En aquel momento el general Kissoff, que acababa de entrar, se acercó rápidamente al oficial de cazadores de la guardia.

—¿Qué hay? —le preguntó vivamente éste, con la misma ansiedad con que lo había hecho la primera vez.

—Los telegramas no pasan ya de Tomsk, señor.

—¡Al instante un correo!

El oficial abandonó el gran salón y entró en una ancha pieza inmediata. Era un gabinete de trabajo sencillísimo, amueblado con sillas de roble y situado en el ángulo del Palacio Nuevo. Algunos cuadros, entre otros, varios lienzos de Horacio Vernet, estaban colgados en las paredes.

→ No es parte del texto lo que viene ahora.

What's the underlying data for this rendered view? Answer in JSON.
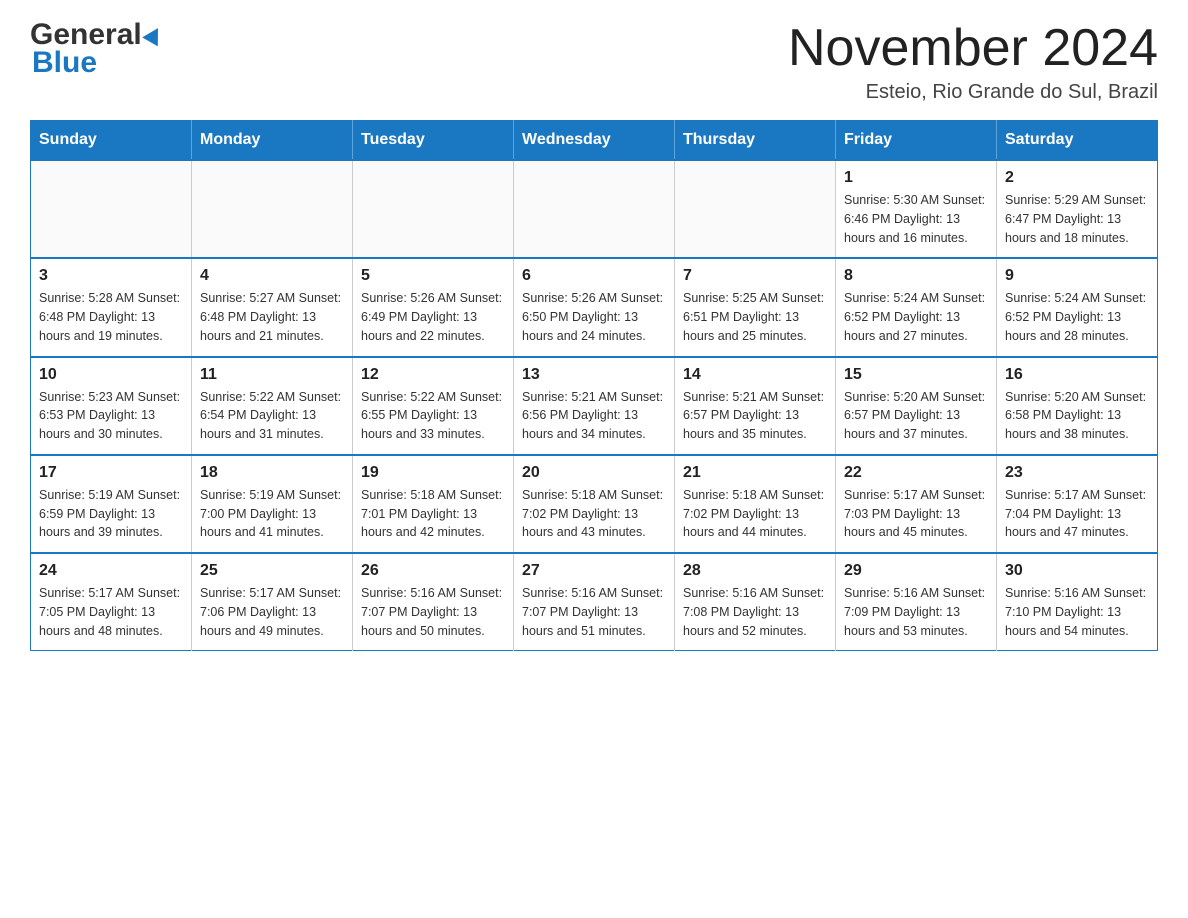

Iglesia de la Asunción, en Moscú.

El oficial abrió la ventana como si le faltase el oxígeno y salió a respirar en el gran balcón el aire puro de aquella hermosa noche de julio.

Bañado por los rayos de la luna, se perfilaba a su vista un recinto fortificado, en cuyo interior se elevaban dos catedrales, tres palacios y un arsenal. Alrededor de este recinto se distinguían tres ciudades distintas, Kitai-Gorod, Beloi-Gorod y Zemlianoi-Gorod, inmensos barrios europeo, tártaro y chino, dominados por las torres, los campanarios, los minaretes y las cúpulas de trescientas iglesias con sus verdes domos coronados de cruces de plata. Un pequeño río de curso sinuoso reflejaba los rayos de la luna. Todo este conjunto formaba un curioso mosaico de casas de diferentes colores enmarcado en un vasto cuadro de diez leguas.

Este río era el Moskova. Aquella ciudad era Moscú; aquel recinto fortificado era el Kremlin, y el oficial de cazadores de la guardia que con los brazos cruzados y el ceño fruncido escuchaba vagamente el murmullo que salía del Palacio Nuevo de la vieja ciudad moscovita, era el zar.